There are conflicting reports about the time of the accident. According to First Air and Transport Canada's Civil Aviation Daily Occurrence Reporting System the crash occurred at 12:40 pm CDT (17:40 UTC). However, according to the Transportation Safety Board of Canada the crash happened an hour earlier at 11:42 am CDT (16:42 UTC) and 1 nautical mile (1.9 km; 1.2 mi) east of the airport.
First Air Flight 6560 Wikipedia
The aircraft involved was a Boeing 737-200 registration C-GNWN. Ship 414 (serial number 21067) first flew on 2 May 1975 and was delivered to Wien Air Alaska on 14 May 1975.

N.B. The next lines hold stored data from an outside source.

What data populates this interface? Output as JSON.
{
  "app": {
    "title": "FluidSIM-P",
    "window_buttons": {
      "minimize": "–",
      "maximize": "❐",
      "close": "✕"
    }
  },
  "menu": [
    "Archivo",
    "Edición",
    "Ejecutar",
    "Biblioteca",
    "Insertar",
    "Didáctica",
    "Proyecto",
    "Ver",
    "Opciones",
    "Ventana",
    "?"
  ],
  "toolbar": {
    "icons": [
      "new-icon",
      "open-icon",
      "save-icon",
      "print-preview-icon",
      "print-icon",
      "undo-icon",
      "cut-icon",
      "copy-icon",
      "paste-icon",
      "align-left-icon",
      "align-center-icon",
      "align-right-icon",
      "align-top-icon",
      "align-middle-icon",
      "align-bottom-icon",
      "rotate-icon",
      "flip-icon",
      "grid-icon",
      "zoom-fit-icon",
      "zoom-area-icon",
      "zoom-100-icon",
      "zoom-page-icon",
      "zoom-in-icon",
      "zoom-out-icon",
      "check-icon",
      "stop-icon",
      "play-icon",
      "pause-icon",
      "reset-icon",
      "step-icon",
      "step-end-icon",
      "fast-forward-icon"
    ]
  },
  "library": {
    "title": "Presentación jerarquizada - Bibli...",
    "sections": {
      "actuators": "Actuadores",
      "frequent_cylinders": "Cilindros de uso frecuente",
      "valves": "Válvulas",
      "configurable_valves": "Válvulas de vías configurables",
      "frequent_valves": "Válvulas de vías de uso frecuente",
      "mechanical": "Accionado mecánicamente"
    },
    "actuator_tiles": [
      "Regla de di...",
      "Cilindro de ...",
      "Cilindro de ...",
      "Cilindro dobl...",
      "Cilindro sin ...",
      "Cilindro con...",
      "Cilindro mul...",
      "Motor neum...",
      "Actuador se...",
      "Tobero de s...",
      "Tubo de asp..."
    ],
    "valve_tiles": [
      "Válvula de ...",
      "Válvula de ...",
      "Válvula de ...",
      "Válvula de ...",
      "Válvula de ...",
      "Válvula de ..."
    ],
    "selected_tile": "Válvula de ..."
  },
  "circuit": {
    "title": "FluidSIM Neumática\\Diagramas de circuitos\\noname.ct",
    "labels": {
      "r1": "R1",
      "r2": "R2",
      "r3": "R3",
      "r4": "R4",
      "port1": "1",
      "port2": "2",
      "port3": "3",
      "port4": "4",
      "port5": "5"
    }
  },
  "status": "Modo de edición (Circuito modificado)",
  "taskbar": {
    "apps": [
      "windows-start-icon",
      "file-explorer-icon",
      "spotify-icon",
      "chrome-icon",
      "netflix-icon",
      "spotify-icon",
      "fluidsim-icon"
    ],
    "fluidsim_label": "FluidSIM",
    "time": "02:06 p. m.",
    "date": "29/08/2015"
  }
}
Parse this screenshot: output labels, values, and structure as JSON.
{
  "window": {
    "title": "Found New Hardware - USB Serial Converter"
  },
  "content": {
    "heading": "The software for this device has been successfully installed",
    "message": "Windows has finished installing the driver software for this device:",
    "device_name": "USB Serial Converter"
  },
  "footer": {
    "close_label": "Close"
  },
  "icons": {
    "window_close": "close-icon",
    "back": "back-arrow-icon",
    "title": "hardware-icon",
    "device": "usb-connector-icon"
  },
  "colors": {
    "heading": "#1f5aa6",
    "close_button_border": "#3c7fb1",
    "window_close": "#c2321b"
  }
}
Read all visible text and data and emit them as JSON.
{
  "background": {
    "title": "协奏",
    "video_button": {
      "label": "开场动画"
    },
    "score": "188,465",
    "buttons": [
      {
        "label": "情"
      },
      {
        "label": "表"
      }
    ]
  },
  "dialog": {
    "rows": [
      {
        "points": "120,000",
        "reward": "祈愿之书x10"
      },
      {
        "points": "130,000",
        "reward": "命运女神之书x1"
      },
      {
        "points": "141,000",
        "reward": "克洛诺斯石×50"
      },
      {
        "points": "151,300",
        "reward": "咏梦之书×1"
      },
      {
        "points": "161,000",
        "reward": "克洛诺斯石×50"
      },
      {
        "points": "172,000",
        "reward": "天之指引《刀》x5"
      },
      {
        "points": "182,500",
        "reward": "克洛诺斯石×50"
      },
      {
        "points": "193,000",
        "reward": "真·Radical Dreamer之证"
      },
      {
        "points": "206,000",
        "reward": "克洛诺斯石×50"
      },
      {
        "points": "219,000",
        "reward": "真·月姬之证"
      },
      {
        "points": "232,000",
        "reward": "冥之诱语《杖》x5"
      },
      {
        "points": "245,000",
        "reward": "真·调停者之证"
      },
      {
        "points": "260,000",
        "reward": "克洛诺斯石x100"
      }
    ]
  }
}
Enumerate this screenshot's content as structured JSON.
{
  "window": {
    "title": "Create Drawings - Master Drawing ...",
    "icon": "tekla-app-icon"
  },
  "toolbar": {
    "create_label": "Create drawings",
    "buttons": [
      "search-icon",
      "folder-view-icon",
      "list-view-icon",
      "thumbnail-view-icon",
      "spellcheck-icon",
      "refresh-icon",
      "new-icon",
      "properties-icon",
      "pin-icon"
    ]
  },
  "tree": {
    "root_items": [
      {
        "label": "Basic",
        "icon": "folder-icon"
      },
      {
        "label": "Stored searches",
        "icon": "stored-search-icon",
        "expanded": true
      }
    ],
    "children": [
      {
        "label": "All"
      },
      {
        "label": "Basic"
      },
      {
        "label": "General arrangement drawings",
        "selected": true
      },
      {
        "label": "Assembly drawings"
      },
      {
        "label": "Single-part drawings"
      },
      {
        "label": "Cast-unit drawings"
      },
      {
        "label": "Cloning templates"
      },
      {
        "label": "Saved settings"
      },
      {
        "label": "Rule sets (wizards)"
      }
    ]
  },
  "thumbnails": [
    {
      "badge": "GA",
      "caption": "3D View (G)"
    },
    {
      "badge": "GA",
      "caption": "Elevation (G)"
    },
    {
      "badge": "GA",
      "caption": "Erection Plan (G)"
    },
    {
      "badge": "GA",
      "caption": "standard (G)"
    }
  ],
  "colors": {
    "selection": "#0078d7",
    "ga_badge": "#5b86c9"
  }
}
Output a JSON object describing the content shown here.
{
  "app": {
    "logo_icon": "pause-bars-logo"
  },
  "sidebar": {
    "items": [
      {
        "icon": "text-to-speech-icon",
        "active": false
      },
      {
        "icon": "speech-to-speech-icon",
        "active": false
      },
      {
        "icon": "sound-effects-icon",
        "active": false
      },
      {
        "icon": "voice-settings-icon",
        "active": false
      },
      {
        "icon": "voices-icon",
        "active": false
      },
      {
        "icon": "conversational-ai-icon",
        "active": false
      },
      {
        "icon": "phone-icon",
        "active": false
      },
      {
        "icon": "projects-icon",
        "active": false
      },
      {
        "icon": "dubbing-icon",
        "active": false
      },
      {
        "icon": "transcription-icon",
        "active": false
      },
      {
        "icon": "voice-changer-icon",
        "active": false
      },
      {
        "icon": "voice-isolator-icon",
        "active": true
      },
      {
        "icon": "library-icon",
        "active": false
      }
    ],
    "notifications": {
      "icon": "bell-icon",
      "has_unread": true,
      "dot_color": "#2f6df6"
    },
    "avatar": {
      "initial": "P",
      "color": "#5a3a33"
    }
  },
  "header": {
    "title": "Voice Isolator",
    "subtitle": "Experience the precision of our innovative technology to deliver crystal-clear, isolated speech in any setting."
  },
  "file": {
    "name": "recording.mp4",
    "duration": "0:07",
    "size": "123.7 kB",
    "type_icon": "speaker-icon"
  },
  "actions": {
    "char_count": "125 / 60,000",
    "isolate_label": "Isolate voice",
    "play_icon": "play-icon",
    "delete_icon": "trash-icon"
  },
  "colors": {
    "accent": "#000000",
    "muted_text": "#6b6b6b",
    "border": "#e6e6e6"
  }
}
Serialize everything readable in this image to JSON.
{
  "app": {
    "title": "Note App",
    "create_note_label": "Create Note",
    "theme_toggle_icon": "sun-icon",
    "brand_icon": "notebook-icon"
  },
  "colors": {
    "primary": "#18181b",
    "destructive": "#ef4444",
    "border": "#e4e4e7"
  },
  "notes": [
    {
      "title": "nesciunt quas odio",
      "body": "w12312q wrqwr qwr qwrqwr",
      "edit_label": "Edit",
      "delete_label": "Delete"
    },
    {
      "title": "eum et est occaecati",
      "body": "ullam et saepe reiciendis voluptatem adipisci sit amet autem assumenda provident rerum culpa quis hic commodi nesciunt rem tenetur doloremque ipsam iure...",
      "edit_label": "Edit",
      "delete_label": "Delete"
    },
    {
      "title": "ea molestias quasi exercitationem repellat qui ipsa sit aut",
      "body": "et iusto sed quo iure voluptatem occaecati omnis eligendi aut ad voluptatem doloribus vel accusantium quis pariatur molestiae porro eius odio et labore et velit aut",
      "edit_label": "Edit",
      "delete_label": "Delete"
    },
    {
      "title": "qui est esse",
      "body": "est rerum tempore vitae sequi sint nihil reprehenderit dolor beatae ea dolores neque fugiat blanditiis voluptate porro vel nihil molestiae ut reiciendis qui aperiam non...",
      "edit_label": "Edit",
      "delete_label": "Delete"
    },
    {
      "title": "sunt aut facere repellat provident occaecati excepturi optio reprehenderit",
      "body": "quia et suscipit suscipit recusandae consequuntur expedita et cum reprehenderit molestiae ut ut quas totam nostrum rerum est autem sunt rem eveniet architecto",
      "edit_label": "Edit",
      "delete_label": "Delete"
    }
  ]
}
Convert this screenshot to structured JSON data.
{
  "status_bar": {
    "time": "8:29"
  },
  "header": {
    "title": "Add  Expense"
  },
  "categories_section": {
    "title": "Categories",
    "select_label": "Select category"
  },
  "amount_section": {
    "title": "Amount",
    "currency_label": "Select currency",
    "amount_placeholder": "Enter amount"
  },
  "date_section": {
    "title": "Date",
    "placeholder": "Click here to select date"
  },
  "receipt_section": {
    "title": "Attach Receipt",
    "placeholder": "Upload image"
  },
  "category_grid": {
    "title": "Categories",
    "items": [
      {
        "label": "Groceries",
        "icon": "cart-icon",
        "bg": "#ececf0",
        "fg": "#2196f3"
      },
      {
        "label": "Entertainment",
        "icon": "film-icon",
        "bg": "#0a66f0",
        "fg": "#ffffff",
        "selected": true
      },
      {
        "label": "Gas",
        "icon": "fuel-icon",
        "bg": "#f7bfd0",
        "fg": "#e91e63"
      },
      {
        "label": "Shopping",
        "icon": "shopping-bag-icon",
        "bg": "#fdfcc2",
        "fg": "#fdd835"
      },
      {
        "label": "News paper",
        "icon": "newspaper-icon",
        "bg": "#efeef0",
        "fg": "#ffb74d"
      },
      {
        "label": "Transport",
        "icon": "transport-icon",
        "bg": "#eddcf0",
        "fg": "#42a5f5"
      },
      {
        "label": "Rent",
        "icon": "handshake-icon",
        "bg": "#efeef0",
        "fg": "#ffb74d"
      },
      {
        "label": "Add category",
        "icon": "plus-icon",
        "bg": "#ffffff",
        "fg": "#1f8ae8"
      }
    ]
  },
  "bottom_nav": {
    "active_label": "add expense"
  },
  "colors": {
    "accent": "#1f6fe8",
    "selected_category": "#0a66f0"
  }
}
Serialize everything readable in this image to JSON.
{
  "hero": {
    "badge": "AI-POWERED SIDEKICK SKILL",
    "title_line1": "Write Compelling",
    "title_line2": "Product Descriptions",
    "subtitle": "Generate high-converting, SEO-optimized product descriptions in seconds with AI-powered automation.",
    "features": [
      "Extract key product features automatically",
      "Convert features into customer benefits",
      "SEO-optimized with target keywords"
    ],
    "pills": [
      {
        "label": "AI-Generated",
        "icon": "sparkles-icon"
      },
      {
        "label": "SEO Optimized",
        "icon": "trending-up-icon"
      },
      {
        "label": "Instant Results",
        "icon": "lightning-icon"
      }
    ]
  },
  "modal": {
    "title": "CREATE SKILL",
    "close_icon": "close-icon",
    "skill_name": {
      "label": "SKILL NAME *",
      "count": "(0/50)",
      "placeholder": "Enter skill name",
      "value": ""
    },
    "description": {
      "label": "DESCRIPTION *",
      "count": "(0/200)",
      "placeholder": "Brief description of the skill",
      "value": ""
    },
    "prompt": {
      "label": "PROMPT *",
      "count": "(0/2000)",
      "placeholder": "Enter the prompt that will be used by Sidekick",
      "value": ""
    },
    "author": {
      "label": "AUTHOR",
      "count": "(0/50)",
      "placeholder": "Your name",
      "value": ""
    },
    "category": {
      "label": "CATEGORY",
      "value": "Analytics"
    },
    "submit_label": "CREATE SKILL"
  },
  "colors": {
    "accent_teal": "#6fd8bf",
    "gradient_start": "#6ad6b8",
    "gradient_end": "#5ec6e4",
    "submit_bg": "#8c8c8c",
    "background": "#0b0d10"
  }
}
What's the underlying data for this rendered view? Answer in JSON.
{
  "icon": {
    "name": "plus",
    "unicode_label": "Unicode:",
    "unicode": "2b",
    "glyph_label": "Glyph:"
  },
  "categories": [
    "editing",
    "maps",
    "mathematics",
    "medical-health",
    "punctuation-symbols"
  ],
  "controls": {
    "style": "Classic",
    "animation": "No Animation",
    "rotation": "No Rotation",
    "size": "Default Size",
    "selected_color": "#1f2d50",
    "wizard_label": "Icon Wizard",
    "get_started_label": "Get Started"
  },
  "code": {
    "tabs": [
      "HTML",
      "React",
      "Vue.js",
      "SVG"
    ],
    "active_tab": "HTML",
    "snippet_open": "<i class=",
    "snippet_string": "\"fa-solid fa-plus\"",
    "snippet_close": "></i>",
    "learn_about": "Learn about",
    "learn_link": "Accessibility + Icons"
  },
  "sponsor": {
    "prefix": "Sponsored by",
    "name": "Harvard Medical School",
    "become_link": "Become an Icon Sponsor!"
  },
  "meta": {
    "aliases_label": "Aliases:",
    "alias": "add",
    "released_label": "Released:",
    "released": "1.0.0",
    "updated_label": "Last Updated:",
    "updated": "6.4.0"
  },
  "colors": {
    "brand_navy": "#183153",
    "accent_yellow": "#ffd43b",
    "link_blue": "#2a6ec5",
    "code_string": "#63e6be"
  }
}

The aircraft was operating as a charter flight from Yellowknife Airport, Northwest Territories to Resolute Bay Airport, Nunavut. It was carrying four crew and 11 passengers. The aircraft crashed on approach to Resolute Bay, killing 12 people. The weather at the time was reported to be poor. The Canadian Forces were conducting Operation Nanook 2011 nearby, which was about to simulate an air disaster in the Resolute Bay area and Royal Canadian Air Force firefighters were among the first to respond and reach the crash site locating three survivors. The fire chief, designated Red Leader, was informed that there were 15 people on board the aircraft. Red Leader reported that 3 survivors had been located and the search for others was being organized in accordance with rescue procedures. The other crew and passengers were found to have died on impact. The operation was suspended and those taking part assisted in the rescue efforts. One surviving passenger was admitted to the Qikiqtani General Hospital in Iqaluit, Nunavut for one day while awaiting medivac transfer to Ottawa. The other two surviving passengers were moved from Iqaluit to the Ottawa Hospital in Ottawa, Ontario.
The crash was investigated by the Transportation Safety Board of Canada. On 5 January 2012 a preliminary report was issued stating that the TSB listed the accident as a controlled flight into terrain (CFIT). The report stated that two seconds prior to impact the crew began a go-around. At that time the crew had completed the landing checklist, the flaps were at 40, the aircraft was travelling at 157 kn (291 km/h; 181 mph) and the landing gear was down and locked. Both engines were in operation and producing power at the time. The aircraft had been following an ILS approach due to poor visibility, and post-crash investigation found the ILS system to be operating normally. In fact another aircraft landed 20 minutes after the crash of Flight 6560 using an ILS approach.
On 25 March 2014, the TSB issued their final report on the crash. The conclusion of the investigation was that the aircraft missed the runway centerline signal during the autopilot-managed turn to final approach, but an inadvertent movement of the control column caused the autopilot to switch modes. As a result, the autopilot did not continue turning to re-intercept the ILS signal and instead levelled out. Due to being oversaturated with work in preparing to land, neither pilot noticed the change in the autopilot mode. The aircraft had a malfunctioning compass providing incorrect readings to the flight instruments (although the onboard GPS and ILS were providing correct information), causing the pilot to believe the aircraft was flying more toward the west and would cross the runway centerline again and re-acquire the signal. In fact the aircraft was flying roughly parallel to the runway and a wind from the southwest was pushing it even further to the east. The first officer raised the issue of an incorrect heading and suggested a go-around multiple times, but the captain ignored his suggestions. An attempt to make a go-around was initiated when the ground proximity alarm sounded, but there was insufficient time to gain enough altitude before impact.
The report called on First Air and Canadian regulators to standardize Crew Resource Management and improve training to prevent the failure of communications between pilots which ultimately caused the crash.
The Canadian documentary television series Mayday (also known as Air Disasters, Air Emergency, and Air Crash Investigation), aired an episode which documents the crash titled "Death In the Arctic."